Regularly check your credit report for errors, and fix mistakes that you find. That way, you stand a better chance of having an accurate score that lenders are impressed with.
Check Your Credit Report Regularly
You can get access to your free credit report at AnnualCreditReport.com. You are entitled to one free report each year from each of the three major credit bureaus, as well as reports from some of the other credit reporting agencies. Get your free report, and check it over. Look for discrepancies in your payment history (very important since this is the weightiest factor), as well as other inaccuracies, such as who closed an account, and personal information. Also, make sure that all of the loans reported are actually loans you applied for. An unexpected loan that you didn't apply for could be a tip off that your identity has been stolen.
Fix Mistakes on Your Credit Report
If you find mistakes on your credit report, you need to fix them. Negative items can impact your score to an alarming degree — especially if there are multiple mistakes, or if the mistake is a major one. Here are the steps you need to take to fix a mistake on your credit report:
- Contact the credit bureau in writing: Write a letter to the credit bureau, including your personal information, and the information that is inaccurate. Include a statement about what the accurate information should be. Some consumers like to enclose a copy of their report, with the offending item(s) circled in order to make it clear. If you have documentation, enclose copies (never originals) to back up your claim. Send the letter via certified mail so you can verify that the credit bureau received it.
- Contact the reporting creditor: If you want to speed things along, you can do so by contacting the creditor and talking about the mistake. You can contact by phone, but sending a letter, using the same info you sent to the credit reporting agency, can help, too.
- Wait for word: By law, credit reporting agencies have to investigate your dispute in a reasonable time period. Usually, the decision is made within 30 days. Wait to find out the outcome of the situation.
- Take action: If you don't agree with the action, you can appeal the decision. Or, you are allowed to include a note of explanation on your credit file so that others can see your side of the story.
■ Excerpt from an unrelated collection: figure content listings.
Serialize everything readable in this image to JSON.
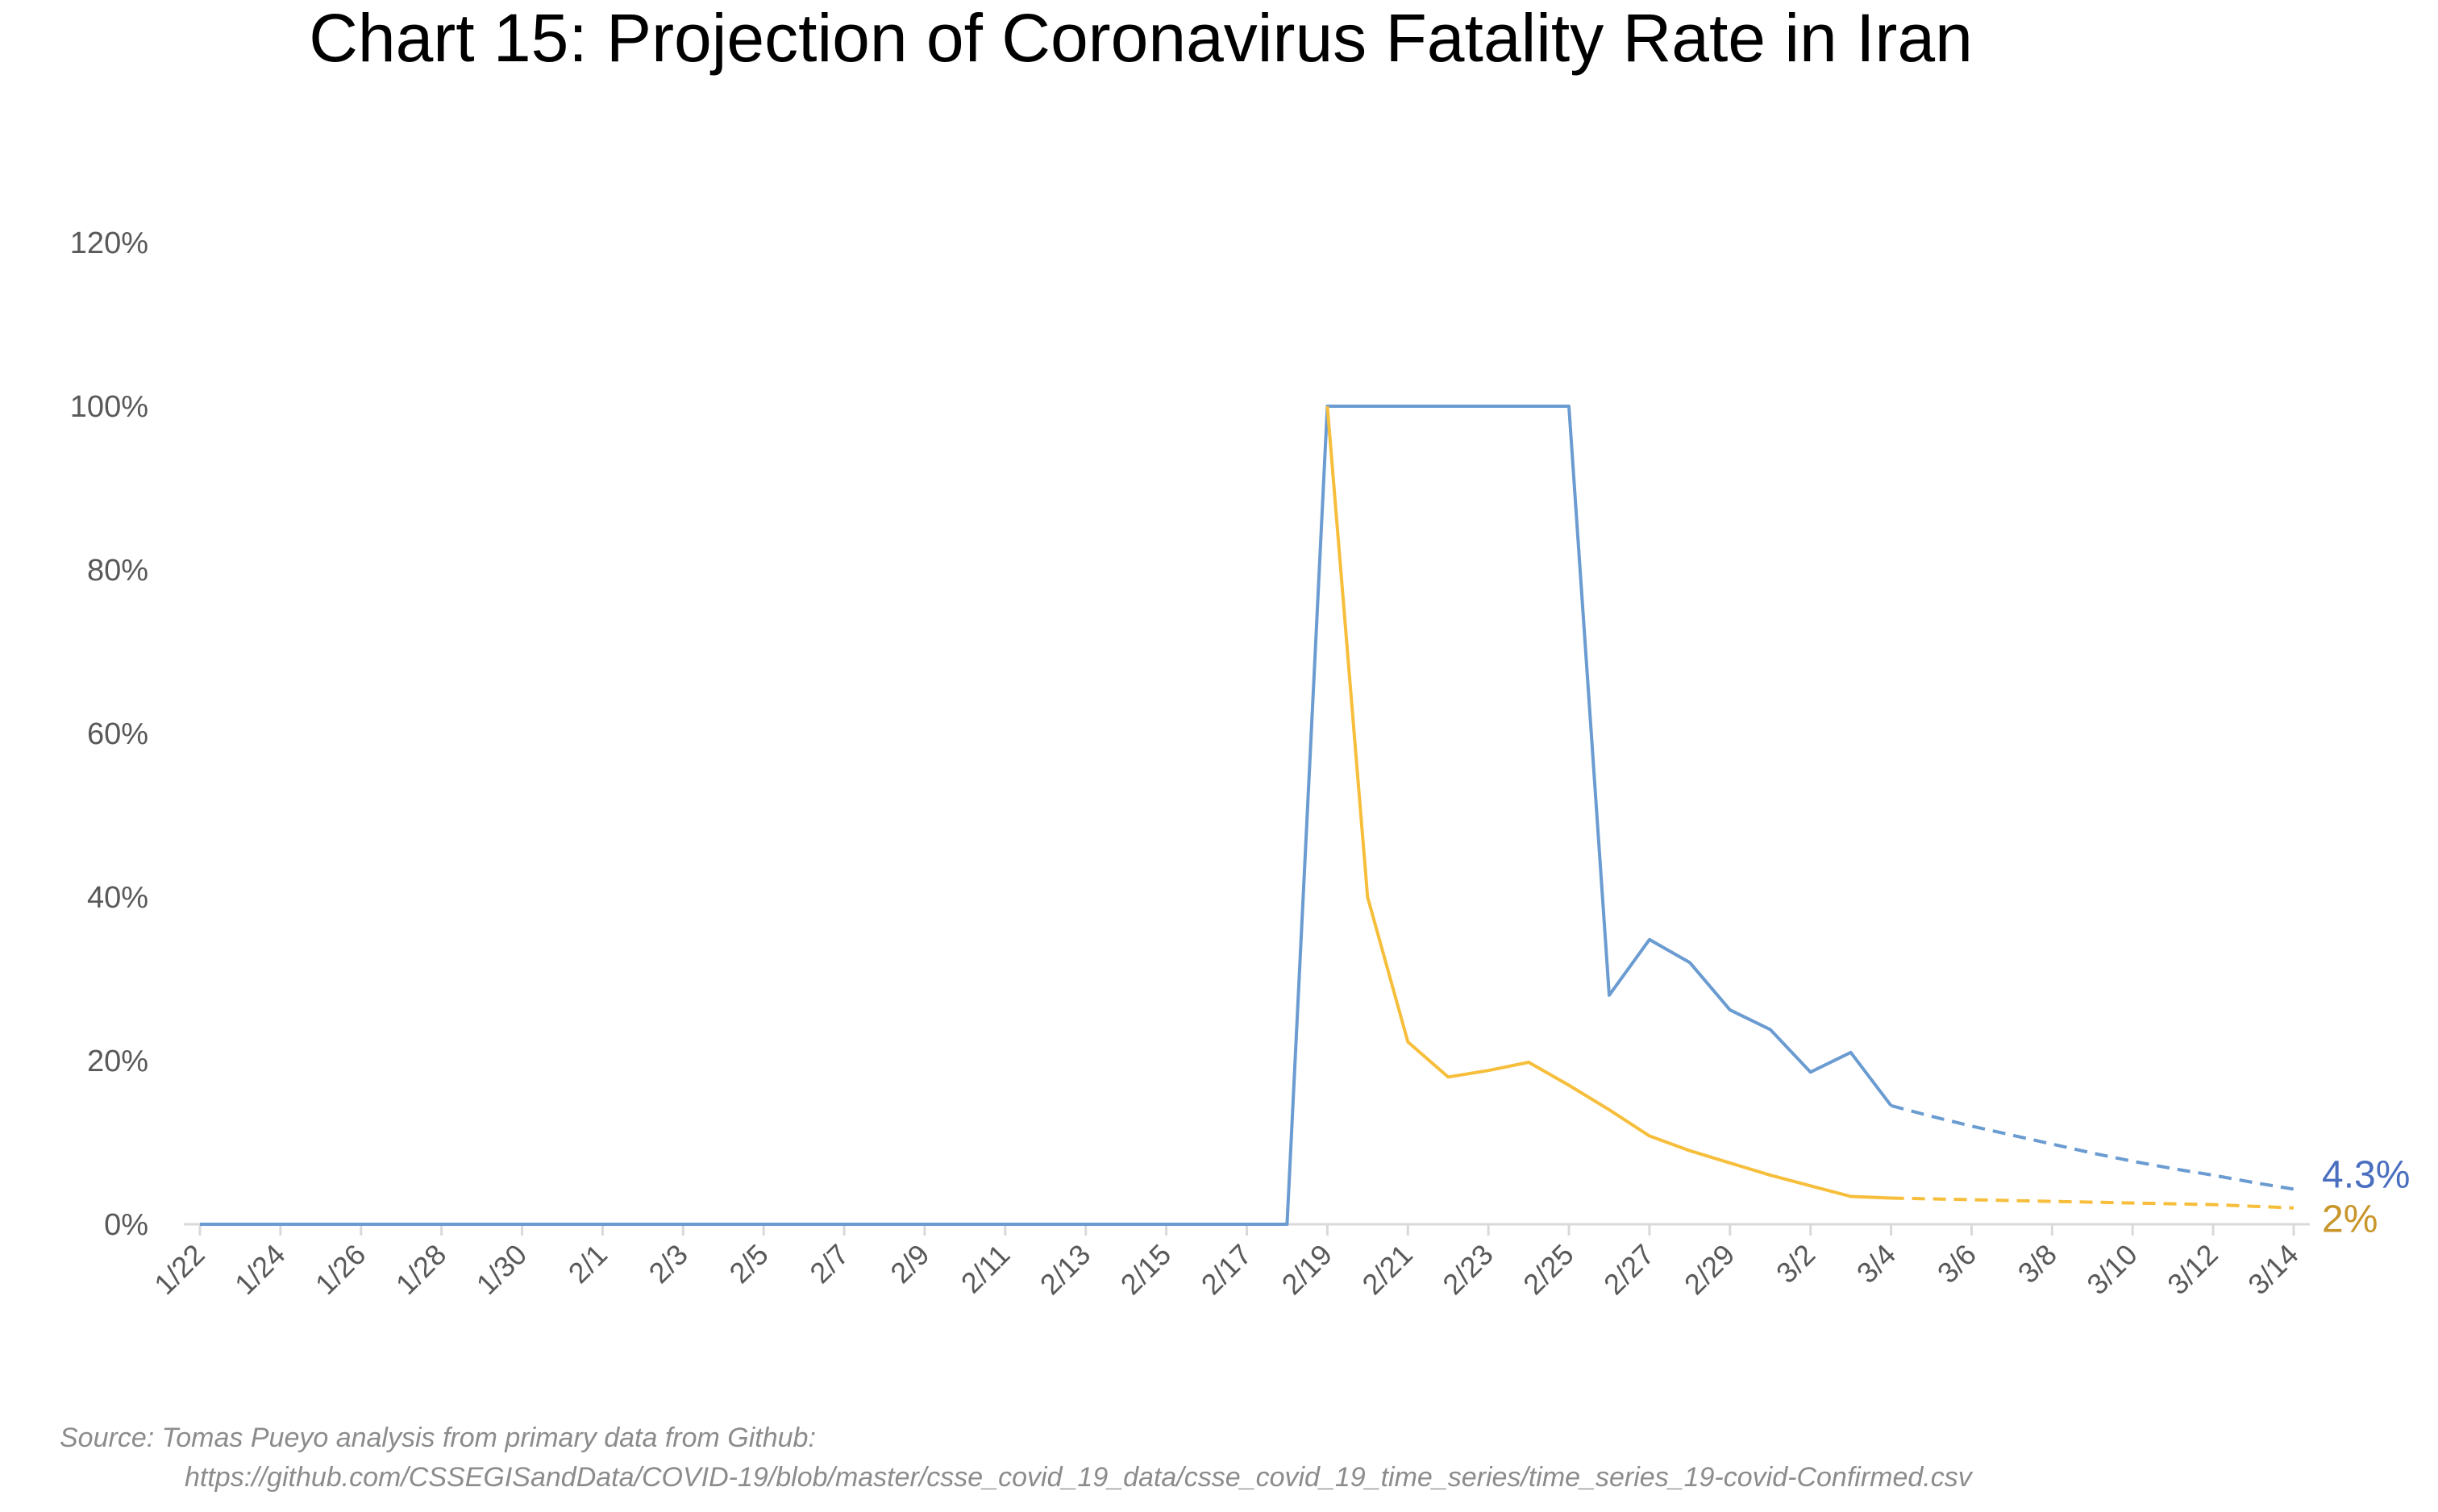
{
  "chart_data": {
    "type": "line",
    "title": "Chart 15: Projection of Coronavirus Fatality Rate in Iran",
    "xlabel": "",
    "ylabel": "",
    "ylim": [
      0,
      120
    ],
    "y_ticks": [
      "0%",
      "20%",
      "40%",
      "60%",
      "80%",
      "100%",
      "120%"
    ],
    "y_tick_values": [
      0,
      20,
      40,
      60,
      80,
      100,
      120
    ],
    "grid": false,
    "legend": "none",
    "x": [
      "1/22",
      "1/23",
      "1/24",
      "1/25",
      "1/26",
      "1/27",
      "1/28",
      "1/29",
      "1/30",
      "1/31",
      "2/1",
      "2/2",
      "2/3",
      "2/4",
      "2/5",
      "2/6",
      "2/7",
      "2/8",
      "2/9",
      "2/10",
      "2/11",
      "2/12",
      "2/13",
      "2/14",
      "2/15",
      "2/16",
      "2/17",
      "2/18",
      "2/19",
      "2/20",
      "2/21",
      "2/22",
      "2/23",
      "2/24",
      "2/25",
      "2/26",
      "2/27",
      "2/28",
      "2/29",
      "3/1",
      "3/2",
      "3/3",
      "3/4",
      "3/5",
      "3/6",
      "3/7",
      "3/8",
      "3/9",
      "3/10",
      "3/11",
      "3/12",
      "3/13",
      "3/14"
    ],
    "x_tick_labels": [
      "1/22",
      "1/24",
      "1/26",
      "1/28",
      "1/30",
      "2/1",
      "2/3",
      "2/5",
      "2/7",
      "2/9",
      "2/11",
      "2/13",
      "2/15",
      "2/17",
      "2/19",
      "2/21",
      "2/23",
      "2/25",
      "2/27",
      "2/29",
      "3/2",
      "3/4",
      "3/6",
      "3/8",
      "3/10",
      "3/12",
      "3/14"
    ],
    "projection_starts": "3/4",
    "series": [
      {
        "color": "#6a9bd1",
        "end_label": "4.3%",
        "end_label_color": "#4a6fbf",
        "values": [
          0,
          0,
          0,
          0,
          0,
          0,
          0,
          0,
          0,
          0,
          0,
          0,
          0,
          0,
          0,
          0,
          0,
          0,
          0,
          0,
          0,
          0,
          0,
          0,
          0,
          0,
          0,
          0,
          100,
          100,
          100,
          100,
          100,
          100,
          100,
          28,
          34.8,
          32,
          26.2,
          23.8,
          18.6,
          21,
          14.5,
          13.2,
          12,
          10.9,
          9.8,
          8.7,
          7.7,
          6.8,
          6,
          5.1,
          4.3
        ]
      },
      {
        "color": "#f6be3b",
        "end_label": "2%",
        "end_label_color": "#c8962a",
        "values": [
          null,
          null,
          null,
          null,
          null,
          null,
          null,
          null,
          null,
          null,
          null,
          null,
          null,
          null,
          null,
          null,
          null,
          null,
          null,
          null,
          null,
          null,
          null,
          null,
          null,
          null,
          null,
          null,
          100,
          40,
          22.3,
          18,
          18.8,
          19.8,
          17,
          14,
          10.8,
          9,
          7.5,
          6,
          4.7,
          3.4,
          3.2,
          3.1,
          3.0,
          2.9,
          2.8,
          2.7,
          2.6,
          2.5,
          2.4,
          2.2,
          2.0
        ]
      }
    ],
    "source_line1": "Source: Tomas Pueyo analysis from primary data from Github:",
    "source_line2": "https://github.com/CSSEGISandData/COVID-19/blob/master/csse_covid_19_data/csse_covid_19_time_series/time_series_19-covid-Confirmed.csv"
  }
}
If the credit bureau says that you are right, and agrees to change the information, double check after a couple of weeks to make sure that your credit report is now accurate.
Don't let mistakes remain in your credit report. You want to make sure that everything is properly sorted before you apply for major loans. Otherwise, you might find that you have problems with your financial transactions. Check your credit report, and fix errors, and you'll have a better chance at smooth sailing.